Draft.js comes with APIs to programmatically manipulate content, allowing further arbitrary processing.

Have a look at the Draft.js filters that power our editor to see how this works under the hood.

What about validation? For rich text, this usually means calculating some metrics on the content, like its length against a set maximum or minimum. This could be be hard if the content was HTML, and as a result developers often prefer to calculate string length including the HTML formatting, leading to a bad user experience.

There again, Draft.js having a fixed schema and an API makes this much simpler. Here is an example, calculating the plain-text length of the content:

const contentLength = content
  .getBlockMap()
  .reduce((total, block) => block.getText().length, 0);

Hydration and rendering

The content is now filtered, and saved in the database. Now we want to render it on a page! This is where Draft.js shakes up the flow quite a bit: we most likely want to render the content as HTML, so we need to first convert it. We also need to hydrate the content – provide it with external data that it requires, eg. replacing a reference to an image’s id by the actual image’s src and alt. Note that this hydration step would be required even if the content was stored as HTML.

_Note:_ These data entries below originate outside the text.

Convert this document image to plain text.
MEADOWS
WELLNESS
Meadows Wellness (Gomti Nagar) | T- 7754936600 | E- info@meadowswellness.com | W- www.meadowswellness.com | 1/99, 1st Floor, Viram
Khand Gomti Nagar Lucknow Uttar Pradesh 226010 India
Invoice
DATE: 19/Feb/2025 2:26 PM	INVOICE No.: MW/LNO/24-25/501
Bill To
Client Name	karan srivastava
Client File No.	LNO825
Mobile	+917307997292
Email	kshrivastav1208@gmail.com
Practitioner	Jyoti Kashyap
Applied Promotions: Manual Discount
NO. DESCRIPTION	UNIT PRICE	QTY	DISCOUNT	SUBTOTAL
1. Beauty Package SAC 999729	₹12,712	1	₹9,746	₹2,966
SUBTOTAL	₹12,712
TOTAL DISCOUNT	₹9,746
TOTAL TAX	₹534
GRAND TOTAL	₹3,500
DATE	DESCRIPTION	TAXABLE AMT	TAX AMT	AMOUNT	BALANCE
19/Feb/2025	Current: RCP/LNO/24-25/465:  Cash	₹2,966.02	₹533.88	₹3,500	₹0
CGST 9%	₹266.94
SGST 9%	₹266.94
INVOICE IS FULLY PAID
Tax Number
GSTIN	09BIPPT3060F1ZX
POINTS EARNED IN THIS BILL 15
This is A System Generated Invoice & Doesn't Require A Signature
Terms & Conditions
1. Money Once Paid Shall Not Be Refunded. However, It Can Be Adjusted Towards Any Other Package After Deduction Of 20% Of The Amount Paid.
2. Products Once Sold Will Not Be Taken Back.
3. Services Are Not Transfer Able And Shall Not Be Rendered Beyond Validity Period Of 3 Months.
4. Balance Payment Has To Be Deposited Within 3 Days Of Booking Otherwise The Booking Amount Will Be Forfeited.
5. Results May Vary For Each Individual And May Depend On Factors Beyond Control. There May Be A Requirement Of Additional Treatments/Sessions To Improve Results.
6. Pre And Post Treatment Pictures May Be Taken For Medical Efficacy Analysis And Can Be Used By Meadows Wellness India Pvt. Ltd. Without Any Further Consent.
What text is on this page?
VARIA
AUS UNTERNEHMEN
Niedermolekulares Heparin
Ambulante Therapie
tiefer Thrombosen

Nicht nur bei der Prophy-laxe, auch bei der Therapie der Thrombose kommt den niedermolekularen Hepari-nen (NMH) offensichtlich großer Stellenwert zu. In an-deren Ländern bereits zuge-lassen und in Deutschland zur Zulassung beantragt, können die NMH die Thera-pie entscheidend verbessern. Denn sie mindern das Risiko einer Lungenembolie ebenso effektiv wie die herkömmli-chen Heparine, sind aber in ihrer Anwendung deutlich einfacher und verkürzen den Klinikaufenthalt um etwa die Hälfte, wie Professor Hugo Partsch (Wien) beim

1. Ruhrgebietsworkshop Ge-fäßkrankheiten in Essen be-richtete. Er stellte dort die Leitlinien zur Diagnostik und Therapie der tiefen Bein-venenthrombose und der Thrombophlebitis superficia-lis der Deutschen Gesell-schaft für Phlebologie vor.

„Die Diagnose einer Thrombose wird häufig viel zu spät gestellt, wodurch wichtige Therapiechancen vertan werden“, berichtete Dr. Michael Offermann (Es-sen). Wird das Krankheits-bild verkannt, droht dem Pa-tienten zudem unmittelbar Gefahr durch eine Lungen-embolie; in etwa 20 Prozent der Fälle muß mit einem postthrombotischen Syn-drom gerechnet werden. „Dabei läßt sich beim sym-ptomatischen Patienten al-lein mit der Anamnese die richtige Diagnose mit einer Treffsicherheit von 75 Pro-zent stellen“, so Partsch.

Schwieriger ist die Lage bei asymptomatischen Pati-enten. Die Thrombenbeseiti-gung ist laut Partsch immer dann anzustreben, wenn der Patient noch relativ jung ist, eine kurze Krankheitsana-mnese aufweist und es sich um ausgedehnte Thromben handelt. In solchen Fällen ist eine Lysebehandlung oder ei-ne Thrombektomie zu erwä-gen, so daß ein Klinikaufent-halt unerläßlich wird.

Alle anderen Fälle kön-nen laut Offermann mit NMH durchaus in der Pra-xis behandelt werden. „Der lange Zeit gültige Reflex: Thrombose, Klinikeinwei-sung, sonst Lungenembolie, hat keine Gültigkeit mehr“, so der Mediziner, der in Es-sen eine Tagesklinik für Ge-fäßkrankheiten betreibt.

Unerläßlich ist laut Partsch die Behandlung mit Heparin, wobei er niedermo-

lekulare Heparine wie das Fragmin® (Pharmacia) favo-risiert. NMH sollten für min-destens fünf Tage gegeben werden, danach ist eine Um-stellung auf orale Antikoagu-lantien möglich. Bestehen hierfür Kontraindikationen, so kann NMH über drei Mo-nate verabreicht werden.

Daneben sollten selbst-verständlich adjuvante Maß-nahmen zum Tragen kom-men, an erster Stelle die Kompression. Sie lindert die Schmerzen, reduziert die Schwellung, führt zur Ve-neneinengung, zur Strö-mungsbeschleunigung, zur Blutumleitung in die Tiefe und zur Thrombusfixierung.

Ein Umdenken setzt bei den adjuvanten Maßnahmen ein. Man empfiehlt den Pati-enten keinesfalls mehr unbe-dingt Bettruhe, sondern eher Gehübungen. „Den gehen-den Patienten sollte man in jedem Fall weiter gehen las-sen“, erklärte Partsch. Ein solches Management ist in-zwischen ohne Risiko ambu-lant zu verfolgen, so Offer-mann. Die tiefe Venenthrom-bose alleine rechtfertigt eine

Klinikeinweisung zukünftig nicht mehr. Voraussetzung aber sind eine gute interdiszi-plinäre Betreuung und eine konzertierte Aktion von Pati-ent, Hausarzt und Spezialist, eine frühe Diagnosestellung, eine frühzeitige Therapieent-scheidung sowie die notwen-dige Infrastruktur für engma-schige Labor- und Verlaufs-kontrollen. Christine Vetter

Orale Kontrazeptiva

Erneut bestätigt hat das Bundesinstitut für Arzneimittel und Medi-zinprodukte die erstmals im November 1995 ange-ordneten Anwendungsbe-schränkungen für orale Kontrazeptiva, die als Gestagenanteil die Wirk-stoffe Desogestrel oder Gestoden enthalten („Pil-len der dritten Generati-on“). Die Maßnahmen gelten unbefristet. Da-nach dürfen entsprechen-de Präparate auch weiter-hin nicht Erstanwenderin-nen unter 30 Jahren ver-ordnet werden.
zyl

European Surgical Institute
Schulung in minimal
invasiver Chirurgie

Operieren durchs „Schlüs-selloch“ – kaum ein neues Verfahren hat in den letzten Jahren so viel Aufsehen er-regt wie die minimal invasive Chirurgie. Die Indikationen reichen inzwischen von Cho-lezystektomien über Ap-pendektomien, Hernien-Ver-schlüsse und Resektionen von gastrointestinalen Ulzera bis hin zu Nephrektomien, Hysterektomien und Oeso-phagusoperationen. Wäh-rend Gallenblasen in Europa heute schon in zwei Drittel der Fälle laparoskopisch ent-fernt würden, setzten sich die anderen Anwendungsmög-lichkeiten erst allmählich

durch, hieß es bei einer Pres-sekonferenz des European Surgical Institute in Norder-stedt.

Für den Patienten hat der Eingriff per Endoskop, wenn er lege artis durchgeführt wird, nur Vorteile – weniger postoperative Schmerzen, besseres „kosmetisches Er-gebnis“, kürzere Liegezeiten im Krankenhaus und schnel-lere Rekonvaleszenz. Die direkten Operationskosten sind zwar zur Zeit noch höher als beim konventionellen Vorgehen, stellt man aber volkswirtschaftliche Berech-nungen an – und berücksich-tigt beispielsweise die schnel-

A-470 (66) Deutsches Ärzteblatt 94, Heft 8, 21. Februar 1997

The Draft.js -> HTML conversion may seem like extra overhead, but its impact will be minimal compared to data retrieval for the hydration. Additionally, it provides us with an opportunity to customise the front-end HTML our users will look at, for example:

Adding classes to list items, ul and ol tags so you can use your favourite CSS architecture or methodology.
Automagically making all links pointing to third-party sites open in a separate tabs by adding target="_blank" on the a tags.

In practice, the API allows completely arbitrary rendering. It comes from the Draft.js exporter, and is heavily inspired by React’s createElement (what powers JSX):

# Basic example – let’s render all ul tags with an extra BEM class.
BLOCK_TYPES.UNORDERED_LIST_ITEM: {
    'element': 'li',
    'wrapper': 'ul',
    'wrapper_props': {'class': 'list--bullet'},
},

# For ols, we want more control. Let’s add the nesting level as a class.
def ordered_list(props):
    depth = props['block']['depth']

    # This will create an ol tag like this:
    # <ol class="list--numbered list--depth-1"></ol>
    return DOM.create_element('ol', {
        'class': 'list--numbered list--depth-{0}'.format(depth)
    }, props['children'])

# Finally, we said we want our links to open in a separate tab when they point at external sites. Easy!
def link(props):
    attrs = {
        'href': props['url']
    }

    # If the URL does not start with /, add a target attribute.
    if props['url'][0] != '/':
        attrs['target'] = '_blank'

    return DOM.create_element('a', attrs, props['children'])

Isn’t that exciting?! Unfortunately (insert sad face emoji here), this isn’t fully hooked up in Wagtail just yet. For content storage and rendering, Wagtail still uses its own HTML-like / XML representation. There is an open feature request to develop this further – feel free to chime in with your thoughts.

Have a look at the Draft.js exporter that powers our editor to learn more about the rendering API.

Beyond rich text

With the help of Draft.js, we are bringing more structure and semantics to rich text, and making rich text more reliable for end users. This doesn’t mean that developers should start using rich text for all content. Wagtail’s StreamField still is a wonderful medium. Plain text also has a bright future.

However, beyond the rich text pipeline, there is another area where Draft.js helps a lot: building better user experiences for content authors. This could be as simple as having a reliable way to measure the length of written content, or calculating other useful metrics like reading level. Or simply converting “quotes” into their “smart” equivalent, to make your site’s microcopy shine even brighter. All of those features could (and should) be available on plain-text content, and here as well Draft.js and its programmatic API could help tremendously.

Draftail already does quite a bit in this direction, in particular with its keyboard-centric control, and we’ll explore future possibilities in an upcoming blog post.